講演+インタビューシリーズ『ライフスタイルを見る視点』


7. 住宅遺産の継承と建築家
野沢:  土浦亀城自邸は、建築家の安田幸一さん達が実地調査をした後に別の敷地に移築・保存されることになりました。谷口吉生さんの雪ヶ谷の家は、改修設計に基づいて元施工の工務店が手間暇かけて誠実なレストアをしています。当時の建築家と施工者がかけた手間と知恵はすごいものがあります。例えば、この旧園田邸のように保存・継承されて残れば、納まりなどを学生達に見せ体験してもらうことも可能です。手順を踏みながら、課題も解決しながらこうしたものを残すことができた。手前味噌ですが、たいした手柄だったかなと思います。ただ、こうした継承が社会化しているわけではない。AさんからBさんへは継承できましたが、BさんからCさんに継承されるかどうかは分からない。
松村:  登録文化財にでもなれば話は違ってくるのかもしれませんが、現在の日本社会では次の継承が行われるかどうか不透明ですよね。ところで住宅遺産トラストは、これまでに何件の継承に携わったのでしょうか?
木下:  14件です。建築家が存命の場合、継承後の改修もその建築家に依頼されるケースがほとんどです。「雪ヶ谷の家」の改修は谷口さんの監修ですし、代田の町家も坂本さんがやられました。「森の別荘」も、これから妹島さんの事務所によるリノベーション工事が行われる予定です。

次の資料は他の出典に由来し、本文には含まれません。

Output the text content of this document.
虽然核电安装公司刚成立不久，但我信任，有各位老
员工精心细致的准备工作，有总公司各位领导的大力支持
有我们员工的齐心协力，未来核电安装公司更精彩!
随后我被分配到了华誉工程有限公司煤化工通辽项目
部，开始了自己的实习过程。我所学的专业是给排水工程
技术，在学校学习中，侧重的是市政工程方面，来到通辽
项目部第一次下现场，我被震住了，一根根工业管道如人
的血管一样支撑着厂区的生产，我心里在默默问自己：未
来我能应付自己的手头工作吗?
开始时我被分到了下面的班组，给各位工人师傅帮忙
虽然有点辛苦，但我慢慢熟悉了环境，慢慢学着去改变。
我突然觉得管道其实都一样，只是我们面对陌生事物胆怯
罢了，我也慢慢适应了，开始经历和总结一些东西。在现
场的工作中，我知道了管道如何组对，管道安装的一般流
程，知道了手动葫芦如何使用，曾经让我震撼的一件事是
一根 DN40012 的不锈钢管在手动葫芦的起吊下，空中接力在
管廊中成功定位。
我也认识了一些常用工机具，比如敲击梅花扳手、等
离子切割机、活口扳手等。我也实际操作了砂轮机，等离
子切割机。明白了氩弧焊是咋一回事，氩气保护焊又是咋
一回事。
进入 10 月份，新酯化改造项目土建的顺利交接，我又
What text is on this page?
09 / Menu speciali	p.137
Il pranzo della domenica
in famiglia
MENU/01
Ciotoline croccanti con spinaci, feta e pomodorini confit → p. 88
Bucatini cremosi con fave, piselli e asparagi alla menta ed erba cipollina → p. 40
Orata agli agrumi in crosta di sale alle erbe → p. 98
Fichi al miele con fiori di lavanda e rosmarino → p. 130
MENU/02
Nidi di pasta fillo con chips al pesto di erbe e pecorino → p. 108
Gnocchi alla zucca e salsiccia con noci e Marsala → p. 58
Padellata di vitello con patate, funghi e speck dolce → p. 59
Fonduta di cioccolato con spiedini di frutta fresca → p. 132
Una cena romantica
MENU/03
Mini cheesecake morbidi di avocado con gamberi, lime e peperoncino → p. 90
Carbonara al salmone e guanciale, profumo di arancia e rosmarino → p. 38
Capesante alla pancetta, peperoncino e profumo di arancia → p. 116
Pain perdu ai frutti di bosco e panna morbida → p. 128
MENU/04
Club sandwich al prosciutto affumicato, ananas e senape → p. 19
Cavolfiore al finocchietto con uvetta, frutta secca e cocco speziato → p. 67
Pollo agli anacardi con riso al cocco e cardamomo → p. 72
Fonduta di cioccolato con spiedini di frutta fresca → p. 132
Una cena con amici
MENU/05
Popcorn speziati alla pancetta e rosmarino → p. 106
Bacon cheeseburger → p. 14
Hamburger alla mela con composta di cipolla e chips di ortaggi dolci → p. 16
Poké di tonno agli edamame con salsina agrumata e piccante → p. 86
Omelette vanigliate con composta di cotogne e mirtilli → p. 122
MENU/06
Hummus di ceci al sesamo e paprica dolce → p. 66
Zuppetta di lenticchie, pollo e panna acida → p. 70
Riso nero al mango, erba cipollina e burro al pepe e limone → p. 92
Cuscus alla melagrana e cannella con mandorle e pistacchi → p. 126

松村:  それは幸せな話ですね。竣工後20、30年経過してから訴えられる建築家もいたりすると聞きますから、それと比べると随分幸せ。
野沢:  無茶な設計をするとそういうこともあるかもしれませんが、継承する方々は現物を見て決断している。極端な言い方をすれば、雨が漏っていても欲しいわけですよ。